Gisa, Wina, dan Josie melaju perlahan melewati pintu khusus staff yang kosong. Mereka enggan melewati pintu utama karena takut ada banyak zombie di dalam. Meski supermarket ini hening dan tak terlihat ada zombie, siapa tahu makhluk-makhluk jelek itu berkumpul di dalam. Untung saja pintu staff yang lokasinya berada di belakang supermarket dalam keadaan tidak dikunci.
Josie mulai gemetaran saat mereka sudah memasuki ruangan itu. Wina yang diapit di tengah tentu saja merasakan getaran dari badan Josie. Lantas ia menoleh, menatap si bocah paling muda itu dengan penuh tanya.
"Kenapa lo?"
"Takut."
Wina tidak punya ide bagaimana cara untuk menenangkan Josie. Jadi dengan mulutnya yang terkadang kurang ajar, ia berkata, "Tenang, kalau zombie muncul kita dorong Gisa terus lari."
"Anjing!" Gisa mengumpat.
Kemudian perlahan skuter itu berhenti. Gisa mengguncang-guncang skuter mengisyaratkan kedua penumpangnya turun.

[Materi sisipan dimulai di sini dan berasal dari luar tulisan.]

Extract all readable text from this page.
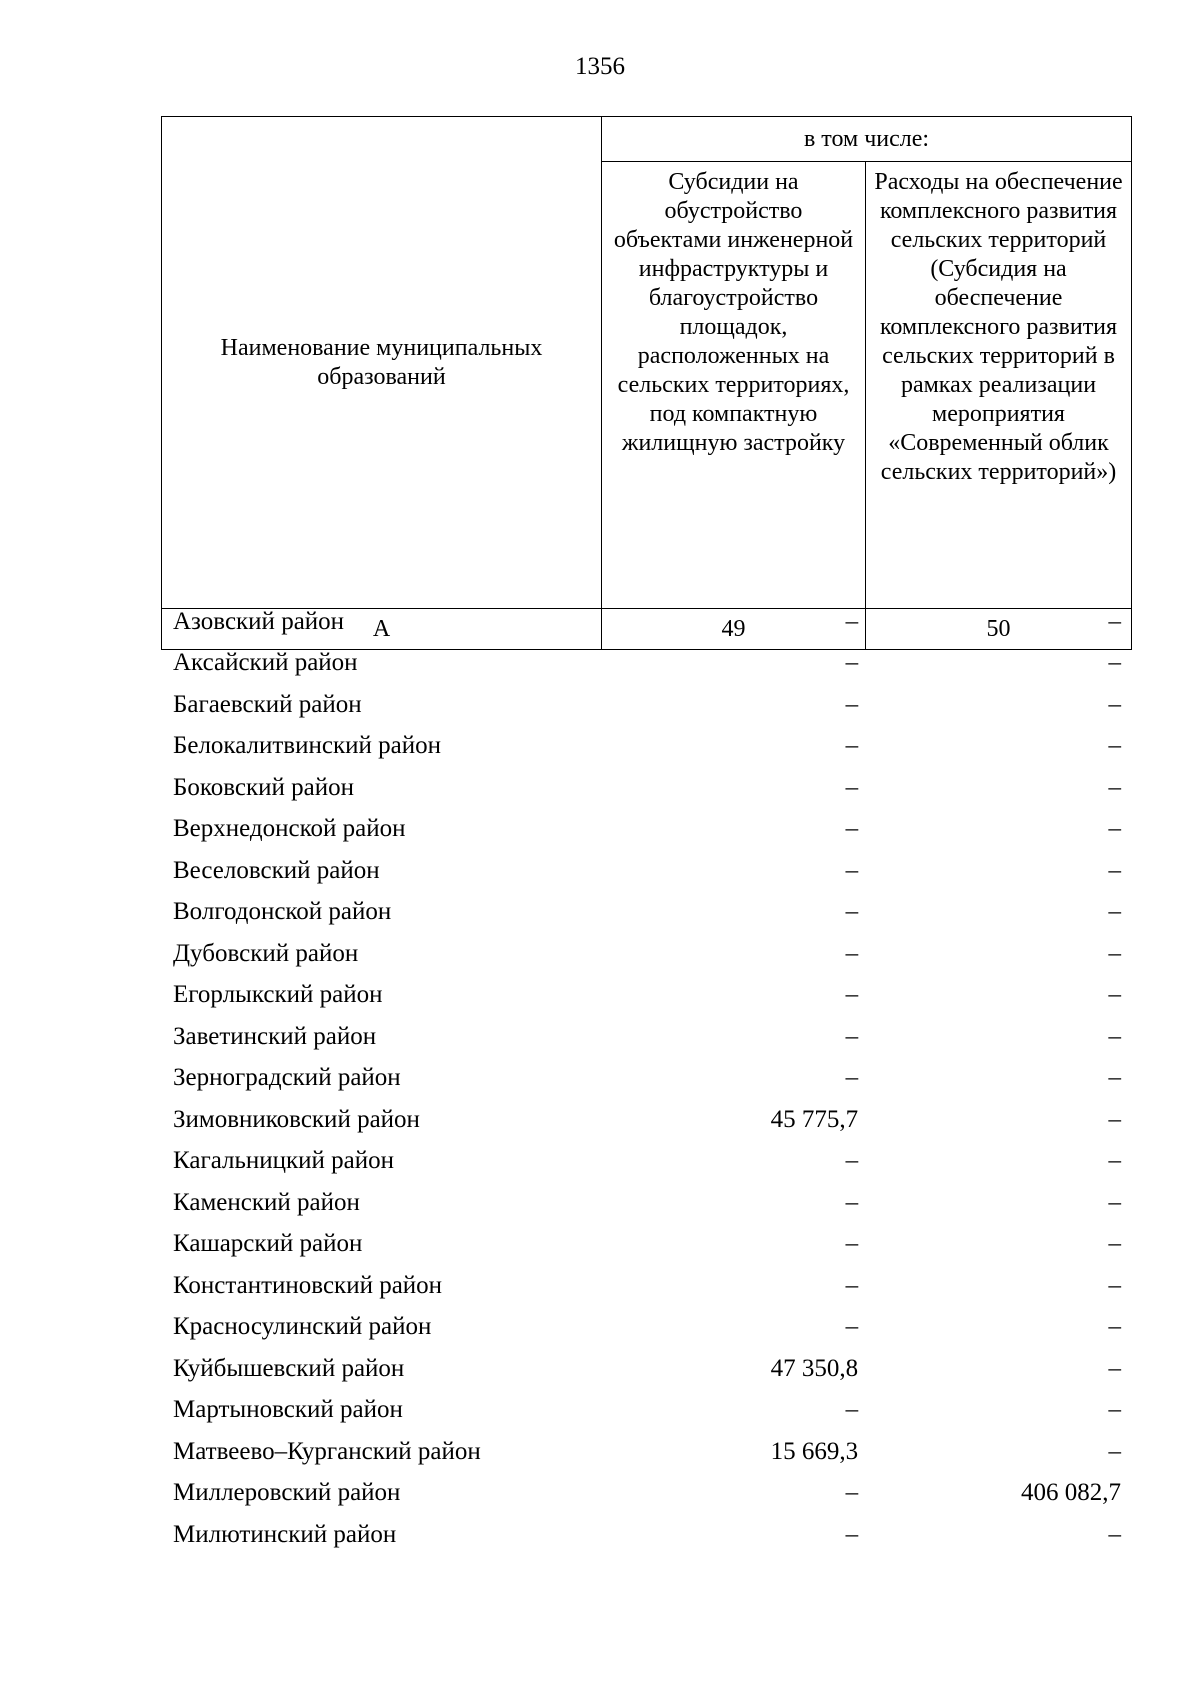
1356
Наименование муниципальных образований	в том числе:	
	Субсидии на обустройство объектами инженерной инфраструктуры и благоустройство площадок, расположенных на сельских территориях, под компактную жилищную застройку	Расходы на обеспечение комплексного развития сельских территорий (Субсидия на обеспечение комплексного развития сельских территорий в рамках реализации мероприятия «Современный облик сельских территорий»)
А	49	50
Азовский район	–	–
Аксайский район	–	–
Багаевский район	–	–
Белокалитвинский район	–	–
Боковский район	–	–
Верхнедонской район	–	–
Веселовский район	–	–
Волгодонской район	–	–
Дубовский район	–	–
Егорлыкский район	–	–
Заветинский район	–	–
Зерноградский район	–	–
Зимовниковский район	45 775,7	–
Кагальницкий район	–	–
Каменский район	–	–
Кашарский район	–	–
Константиновский район	–	–
Красносулинский район	–	–
Куйбышевский район	47 350,8	–
Мартыновский район	–	–
Матвеево–Курганский район	15 669,3	–
Миллеровский район	–	406 082,7
Милютинский район	–	–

"Pelan-pelan, jangan sampai nyenggol benda." Gisa memperingatkan sewaktu ketiganya mulai mencari barang. Skuternya ia senderkan di dekat tembok.
Bagian belakang supermarket diisi alat-alat perkakas. Tanpa pikir panjang Gisa mengangkut semuanya. Memasukkan apa saja yang terlihat ke dalam troli yang kebetulan tergeletak begitu saja.
Mereka bergerak cepat, takut zombie menyadari keberadaan ketiga gadis itu. Baru saja dipikirkan, Wina melihat satu zombie berdiri di belakang Josie. Sementara Josie sendiri sibuk mengambil barang tanpa menyadari maut berada di belakangnya.
Wina tidak bisa berteriak, takut memancing lebih banyak zombie. Ia berlari kencang, siap menghujamkan ujung payungnya pada zombie itu. Josie yang melihatnya tidak mengerti, malah mengira Wina berniat membalas dendam padanya di saat seperti iniㅡmereka sering berdebat tidak penting. Namun saat menyadari kemana arah pandang Wina, Josie sontak menoleh. Jantungnya hampir melompat keluar dari rongganya saat melihat wajah zombie menyeramkan yang sudah siap menerkamnya.
Ia jatuh terduduk, sementara Wina dengan cepat menusuk ujung payungnya di sekitar leher zombie.
"Jo, pakai crossbow-nya!" seru Wina ketika menyadari zombie itu tak kunjung mati.
Keadaan semakin parah sewaktu tiga zombie lain datang dari arah berbeda. Josie masih mematung, terlalu shock hingga kaki tangannya sulit digerakkan. Gisa yang mendengar suara berisik segera menghampiri dua kawannya itu.
"Josie! Cepetan bangsat!" Wina berteriak kesal. Dengan satu kakinya menyenggol kaki Josie yang malah terbengong-bengong.
Akhirnya ia berdiri dengan susah payah, mengangkat crossbow dengan tangan gemetaran. Merasa sedikit lega saat anak panah yang ia tembakkan berhasil membuat zombie itu tak bergerak lagi.
Tetapi perjuangan mereka belum sampai di situ. Masih ada tiga zombie lain yang menunggu dicabut nyawanya untuk kedua kali. Gisa menghantam berkali-kali satu zombie dengan wajannya sampai tidak bergerak. Tenaganya hampir habis hanya untuk mengurusi satu zombie saja.
Josie cepat-cepat mengumpulkan fokusnya. Mencoba melawan rasa takut dan membantu kedua temannya. Karena senjata yang ia gunakan saat ini yang paling efektif, Josie tak ingin menjadi satu-satunya yang tidak berguna.
Ia menembakkan anak panah lain beberapa kali pada zombie yang hampir menggigit Gisa. Kali ini berbeda, zombie itu tak kunjung mati.
Mereka kesulitan beberapa saat, hingga satu orang asing muncul. Membantai satu zombie yang sedang ditangani Wina dengan palu.
Rena.
Wina senang bukan kepalang, akhirnya ia bertemu dengan kakaknya dalam keadaan sehat. Tetapi sekarang bukan saatnya untuk berbahagia. Rena berlari menghampiri Gisa dan Josie yang masih menangani satu zombie. Tepat saat ia akan mengangkat palunya, Josie berhasil menumbangkan zombie.